This is a response I wrote to an article by Arvind Ethan David in Screen International, a little while ago (Sept. 09). He argued that:
“UK undergraduates aspiring to film industry jobs lag dramatically behind their international peers in their understanding of the online world and of technology in general…Film, English and drama students who comprise the vast majority of entry-level applicants to UK film companies are total laggards – downright tech-dunces. Muggles, basically. Moreover, many of these youths take some strange, rueful pride in their lack of tech skills and experience – a mutated version of the “chatrooms and computer games are for geeks, we read poetry, drink wine and wear polo-necks while trying to sleep with each other” attitude that I remember from my own university days, a dozen years ago.”
I obviously disagreed…
I just read your article in the last edition of Screen and I have mixed feelings.
As a 20-something myself, and someone who has every intention of one day managing to infiltrate the film industry, I disagree that “youths take some strange, rueful pride in their lack of tech skills and experience”. Perhaps I’m not the best example – I blog, play MMORPGS, use my iphone for almost as much as it is capable of and spend much of my day using a computer in one way or another. However, any lack of experience in using programs such as google docs, wikis, and “everday software packages” such as Excel, Powerpoint and Project is derived simply from a lack of necessity to use them! Unless you are already in the industry (or in any office industry) the circumstances just don’t arise. Perhaps you are right and that these skills need to be taught earlier in school and college and I wouldn’t debate that, but since we’re not really in control of our educational curriculum would it not be unfair to hold it against us?
In addition, I can’t speak for my peers, but my attitude is more along the lines of: Is learning each new technology and keeping up with the technology race really the best spent use of my time and energies? Should I not instead be watching the movies I aspire to one day be making, writing the screenplays that I hope to get read and produced, or even totally unrelated – learning an instrument, a language…?

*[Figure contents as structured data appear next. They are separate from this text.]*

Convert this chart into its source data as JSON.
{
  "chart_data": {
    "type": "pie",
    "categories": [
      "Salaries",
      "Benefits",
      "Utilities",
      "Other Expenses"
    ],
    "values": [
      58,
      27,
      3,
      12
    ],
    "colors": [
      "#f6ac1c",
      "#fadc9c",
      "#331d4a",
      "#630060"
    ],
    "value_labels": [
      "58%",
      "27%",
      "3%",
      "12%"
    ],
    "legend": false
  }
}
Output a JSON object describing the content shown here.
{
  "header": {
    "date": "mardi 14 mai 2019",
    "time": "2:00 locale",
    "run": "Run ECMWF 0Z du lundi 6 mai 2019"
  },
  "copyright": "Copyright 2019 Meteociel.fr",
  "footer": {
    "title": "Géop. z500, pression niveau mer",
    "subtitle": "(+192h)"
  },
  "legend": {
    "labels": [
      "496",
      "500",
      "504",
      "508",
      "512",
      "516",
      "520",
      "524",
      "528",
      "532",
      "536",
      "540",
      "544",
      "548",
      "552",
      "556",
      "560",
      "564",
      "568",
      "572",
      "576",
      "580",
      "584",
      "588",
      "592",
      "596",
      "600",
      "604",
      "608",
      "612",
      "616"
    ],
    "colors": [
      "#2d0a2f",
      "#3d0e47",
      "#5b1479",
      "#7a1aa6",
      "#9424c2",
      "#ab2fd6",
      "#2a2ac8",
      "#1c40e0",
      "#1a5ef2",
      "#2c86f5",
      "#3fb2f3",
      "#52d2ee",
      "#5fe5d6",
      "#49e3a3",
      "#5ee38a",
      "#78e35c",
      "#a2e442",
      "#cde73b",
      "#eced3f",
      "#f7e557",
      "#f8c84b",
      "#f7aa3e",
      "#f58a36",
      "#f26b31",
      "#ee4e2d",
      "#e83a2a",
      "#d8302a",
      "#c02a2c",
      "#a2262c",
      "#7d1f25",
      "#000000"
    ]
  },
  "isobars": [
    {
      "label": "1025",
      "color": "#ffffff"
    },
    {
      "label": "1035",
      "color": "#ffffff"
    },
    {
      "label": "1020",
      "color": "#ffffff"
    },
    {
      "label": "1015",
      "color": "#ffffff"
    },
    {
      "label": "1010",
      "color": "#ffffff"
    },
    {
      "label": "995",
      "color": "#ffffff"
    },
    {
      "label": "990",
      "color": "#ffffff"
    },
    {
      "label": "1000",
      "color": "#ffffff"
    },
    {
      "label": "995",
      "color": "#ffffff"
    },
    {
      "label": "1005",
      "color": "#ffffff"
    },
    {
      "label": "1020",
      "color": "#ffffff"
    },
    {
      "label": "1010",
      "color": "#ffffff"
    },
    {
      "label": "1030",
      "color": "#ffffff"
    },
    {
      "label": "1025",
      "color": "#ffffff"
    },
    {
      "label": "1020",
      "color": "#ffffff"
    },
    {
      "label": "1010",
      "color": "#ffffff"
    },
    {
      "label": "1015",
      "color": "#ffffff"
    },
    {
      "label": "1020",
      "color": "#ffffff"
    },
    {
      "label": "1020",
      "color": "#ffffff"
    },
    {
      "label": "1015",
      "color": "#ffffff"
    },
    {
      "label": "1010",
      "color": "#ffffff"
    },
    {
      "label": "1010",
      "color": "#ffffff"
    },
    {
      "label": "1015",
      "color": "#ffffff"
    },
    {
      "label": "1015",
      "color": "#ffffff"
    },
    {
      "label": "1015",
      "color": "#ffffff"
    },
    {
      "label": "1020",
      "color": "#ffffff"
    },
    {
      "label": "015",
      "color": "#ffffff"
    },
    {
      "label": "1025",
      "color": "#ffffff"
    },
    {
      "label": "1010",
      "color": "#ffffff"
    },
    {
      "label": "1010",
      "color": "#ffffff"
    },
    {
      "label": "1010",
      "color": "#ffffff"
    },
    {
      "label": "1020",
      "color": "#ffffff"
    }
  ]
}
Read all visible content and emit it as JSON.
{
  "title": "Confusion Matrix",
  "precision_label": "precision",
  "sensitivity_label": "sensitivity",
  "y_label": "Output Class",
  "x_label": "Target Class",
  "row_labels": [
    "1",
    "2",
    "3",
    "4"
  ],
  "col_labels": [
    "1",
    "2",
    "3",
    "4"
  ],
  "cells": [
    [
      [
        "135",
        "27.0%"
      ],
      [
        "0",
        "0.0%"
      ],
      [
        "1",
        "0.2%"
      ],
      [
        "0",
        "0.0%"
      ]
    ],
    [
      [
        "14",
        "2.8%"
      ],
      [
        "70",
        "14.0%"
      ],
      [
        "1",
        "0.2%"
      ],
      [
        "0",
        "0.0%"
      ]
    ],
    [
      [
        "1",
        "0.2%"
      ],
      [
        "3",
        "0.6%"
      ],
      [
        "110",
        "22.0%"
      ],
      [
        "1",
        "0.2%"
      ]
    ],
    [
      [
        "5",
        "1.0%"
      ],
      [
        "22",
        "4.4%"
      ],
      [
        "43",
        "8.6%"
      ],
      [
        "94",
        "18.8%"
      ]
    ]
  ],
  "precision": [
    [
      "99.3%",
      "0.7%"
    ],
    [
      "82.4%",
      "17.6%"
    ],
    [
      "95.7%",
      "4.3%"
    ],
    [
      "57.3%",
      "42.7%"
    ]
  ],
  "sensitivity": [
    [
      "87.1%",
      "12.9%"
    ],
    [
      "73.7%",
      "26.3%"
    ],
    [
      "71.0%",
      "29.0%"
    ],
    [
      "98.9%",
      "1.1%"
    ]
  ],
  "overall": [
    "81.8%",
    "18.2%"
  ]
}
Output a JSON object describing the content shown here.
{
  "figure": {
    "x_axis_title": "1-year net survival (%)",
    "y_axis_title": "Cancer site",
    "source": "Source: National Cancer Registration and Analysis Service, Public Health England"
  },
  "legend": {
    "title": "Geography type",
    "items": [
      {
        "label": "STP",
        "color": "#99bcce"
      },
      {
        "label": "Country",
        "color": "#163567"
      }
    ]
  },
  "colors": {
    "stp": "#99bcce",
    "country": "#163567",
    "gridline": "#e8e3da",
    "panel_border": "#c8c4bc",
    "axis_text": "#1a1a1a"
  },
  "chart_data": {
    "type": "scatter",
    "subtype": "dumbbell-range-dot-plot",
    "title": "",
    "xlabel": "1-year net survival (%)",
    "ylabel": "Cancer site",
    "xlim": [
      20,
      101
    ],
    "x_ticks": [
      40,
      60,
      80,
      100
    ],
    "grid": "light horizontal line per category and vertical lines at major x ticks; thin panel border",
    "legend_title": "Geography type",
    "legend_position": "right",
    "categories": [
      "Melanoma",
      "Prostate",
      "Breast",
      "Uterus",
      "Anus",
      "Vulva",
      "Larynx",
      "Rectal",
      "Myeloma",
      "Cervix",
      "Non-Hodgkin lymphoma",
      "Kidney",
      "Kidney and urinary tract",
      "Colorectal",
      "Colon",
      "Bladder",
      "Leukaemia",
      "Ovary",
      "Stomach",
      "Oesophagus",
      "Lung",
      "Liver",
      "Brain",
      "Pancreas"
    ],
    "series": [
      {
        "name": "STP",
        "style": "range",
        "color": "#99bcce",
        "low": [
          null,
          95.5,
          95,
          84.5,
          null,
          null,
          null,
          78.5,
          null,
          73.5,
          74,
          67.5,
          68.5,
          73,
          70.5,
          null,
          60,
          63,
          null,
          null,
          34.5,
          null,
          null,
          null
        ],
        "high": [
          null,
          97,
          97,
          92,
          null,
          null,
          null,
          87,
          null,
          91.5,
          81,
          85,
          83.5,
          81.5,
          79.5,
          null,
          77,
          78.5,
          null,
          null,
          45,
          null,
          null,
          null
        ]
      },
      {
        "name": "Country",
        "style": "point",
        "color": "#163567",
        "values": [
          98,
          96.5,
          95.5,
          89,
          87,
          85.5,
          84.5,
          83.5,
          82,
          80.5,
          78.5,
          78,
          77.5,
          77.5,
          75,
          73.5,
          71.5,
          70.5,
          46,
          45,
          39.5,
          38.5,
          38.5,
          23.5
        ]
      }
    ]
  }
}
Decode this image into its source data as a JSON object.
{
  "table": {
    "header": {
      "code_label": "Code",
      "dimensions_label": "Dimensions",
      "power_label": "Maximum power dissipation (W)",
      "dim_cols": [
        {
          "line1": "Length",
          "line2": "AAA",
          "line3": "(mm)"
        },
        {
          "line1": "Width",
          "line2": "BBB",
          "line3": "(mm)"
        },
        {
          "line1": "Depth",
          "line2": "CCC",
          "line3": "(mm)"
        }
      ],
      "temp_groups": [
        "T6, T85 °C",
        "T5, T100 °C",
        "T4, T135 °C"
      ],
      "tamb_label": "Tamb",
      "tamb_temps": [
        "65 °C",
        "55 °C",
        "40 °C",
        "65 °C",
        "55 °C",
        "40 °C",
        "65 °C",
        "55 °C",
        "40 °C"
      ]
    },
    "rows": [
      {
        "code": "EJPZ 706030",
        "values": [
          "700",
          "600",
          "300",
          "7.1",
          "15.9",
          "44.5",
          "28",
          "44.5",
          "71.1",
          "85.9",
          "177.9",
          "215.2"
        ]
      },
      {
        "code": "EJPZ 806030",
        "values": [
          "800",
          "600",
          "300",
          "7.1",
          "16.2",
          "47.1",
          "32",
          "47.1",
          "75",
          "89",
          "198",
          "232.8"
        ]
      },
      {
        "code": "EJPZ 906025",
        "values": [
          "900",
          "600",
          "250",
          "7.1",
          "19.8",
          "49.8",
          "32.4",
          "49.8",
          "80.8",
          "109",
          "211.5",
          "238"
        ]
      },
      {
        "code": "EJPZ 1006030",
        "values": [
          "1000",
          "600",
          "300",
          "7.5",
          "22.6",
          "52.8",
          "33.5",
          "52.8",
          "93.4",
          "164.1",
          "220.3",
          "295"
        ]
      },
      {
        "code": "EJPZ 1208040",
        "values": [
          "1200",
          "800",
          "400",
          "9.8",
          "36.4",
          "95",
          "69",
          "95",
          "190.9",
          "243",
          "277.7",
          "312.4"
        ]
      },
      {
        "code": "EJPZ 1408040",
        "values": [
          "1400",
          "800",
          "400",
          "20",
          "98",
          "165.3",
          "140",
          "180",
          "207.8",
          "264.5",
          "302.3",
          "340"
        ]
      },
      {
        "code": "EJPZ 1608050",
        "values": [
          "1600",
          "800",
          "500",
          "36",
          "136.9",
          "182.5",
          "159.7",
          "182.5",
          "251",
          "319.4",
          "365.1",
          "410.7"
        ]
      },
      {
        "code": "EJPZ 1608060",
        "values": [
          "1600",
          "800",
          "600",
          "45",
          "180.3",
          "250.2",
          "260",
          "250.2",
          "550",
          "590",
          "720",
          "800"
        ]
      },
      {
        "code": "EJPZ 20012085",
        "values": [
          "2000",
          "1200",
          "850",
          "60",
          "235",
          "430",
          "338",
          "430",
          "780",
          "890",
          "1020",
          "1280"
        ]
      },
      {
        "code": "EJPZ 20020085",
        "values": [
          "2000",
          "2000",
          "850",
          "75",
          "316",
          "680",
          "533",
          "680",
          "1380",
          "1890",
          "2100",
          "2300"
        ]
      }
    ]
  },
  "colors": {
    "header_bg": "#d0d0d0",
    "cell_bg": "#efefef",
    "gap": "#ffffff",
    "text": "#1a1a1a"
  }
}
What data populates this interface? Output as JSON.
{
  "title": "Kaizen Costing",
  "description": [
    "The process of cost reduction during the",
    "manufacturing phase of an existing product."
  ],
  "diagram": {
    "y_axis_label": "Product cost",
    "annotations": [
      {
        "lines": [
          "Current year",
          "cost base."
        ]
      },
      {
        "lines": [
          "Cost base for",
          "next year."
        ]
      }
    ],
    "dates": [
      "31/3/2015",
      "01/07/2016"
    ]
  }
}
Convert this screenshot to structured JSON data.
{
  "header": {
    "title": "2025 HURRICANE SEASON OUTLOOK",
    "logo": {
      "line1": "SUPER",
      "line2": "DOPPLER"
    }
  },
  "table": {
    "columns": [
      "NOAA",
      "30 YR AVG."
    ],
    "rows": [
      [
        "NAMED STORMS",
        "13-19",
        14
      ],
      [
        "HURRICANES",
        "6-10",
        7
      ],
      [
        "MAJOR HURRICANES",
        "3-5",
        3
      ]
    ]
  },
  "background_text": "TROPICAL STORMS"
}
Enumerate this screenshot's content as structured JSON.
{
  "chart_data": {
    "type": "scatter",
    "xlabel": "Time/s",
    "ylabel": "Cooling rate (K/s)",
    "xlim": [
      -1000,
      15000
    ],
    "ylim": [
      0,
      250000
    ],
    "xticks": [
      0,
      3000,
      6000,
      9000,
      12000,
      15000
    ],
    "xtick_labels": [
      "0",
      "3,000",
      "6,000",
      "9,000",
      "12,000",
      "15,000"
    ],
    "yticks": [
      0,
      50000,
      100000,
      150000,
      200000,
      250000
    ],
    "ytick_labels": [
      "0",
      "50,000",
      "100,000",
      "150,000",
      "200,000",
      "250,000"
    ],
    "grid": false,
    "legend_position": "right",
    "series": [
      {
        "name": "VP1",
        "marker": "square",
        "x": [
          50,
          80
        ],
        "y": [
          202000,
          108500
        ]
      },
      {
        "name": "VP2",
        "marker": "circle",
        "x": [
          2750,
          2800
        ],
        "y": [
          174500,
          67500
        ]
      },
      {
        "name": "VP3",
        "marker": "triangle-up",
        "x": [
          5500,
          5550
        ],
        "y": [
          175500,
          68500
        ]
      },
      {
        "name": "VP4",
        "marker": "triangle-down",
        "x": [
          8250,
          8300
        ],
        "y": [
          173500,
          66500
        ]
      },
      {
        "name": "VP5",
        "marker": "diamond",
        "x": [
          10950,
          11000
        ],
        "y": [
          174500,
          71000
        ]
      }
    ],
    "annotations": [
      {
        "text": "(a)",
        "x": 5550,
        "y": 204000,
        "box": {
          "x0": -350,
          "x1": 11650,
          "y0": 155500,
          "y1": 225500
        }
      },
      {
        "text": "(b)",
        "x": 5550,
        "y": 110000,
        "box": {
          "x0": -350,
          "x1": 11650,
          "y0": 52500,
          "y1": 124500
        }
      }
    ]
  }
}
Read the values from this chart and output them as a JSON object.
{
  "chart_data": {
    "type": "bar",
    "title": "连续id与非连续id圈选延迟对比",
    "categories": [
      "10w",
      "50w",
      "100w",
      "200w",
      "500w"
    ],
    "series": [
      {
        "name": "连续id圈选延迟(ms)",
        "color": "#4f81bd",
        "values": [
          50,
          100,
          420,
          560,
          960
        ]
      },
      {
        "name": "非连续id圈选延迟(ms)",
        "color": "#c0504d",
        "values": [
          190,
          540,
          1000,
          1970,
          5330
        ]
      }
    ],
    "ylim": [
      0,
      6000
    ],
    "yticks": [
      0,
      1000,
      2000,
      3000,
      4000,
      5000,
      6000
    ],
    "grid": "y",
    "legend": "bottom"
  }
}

I initially wrote my feelings were mixed, which they are. For instance, I agree with the link between artistry and technology and the examples you gave, and I also liked your referencing Whitney Houston, when the sentiment expressed is so true, “Teach them well…let them lead the way”. But do you really consider that you are backing that ideology, helping teach and helping lead, when your next line is: “we’ll continue to recruit our interns from the US”?
Thanks for a thought provoking article either way. I’ll look forward to more!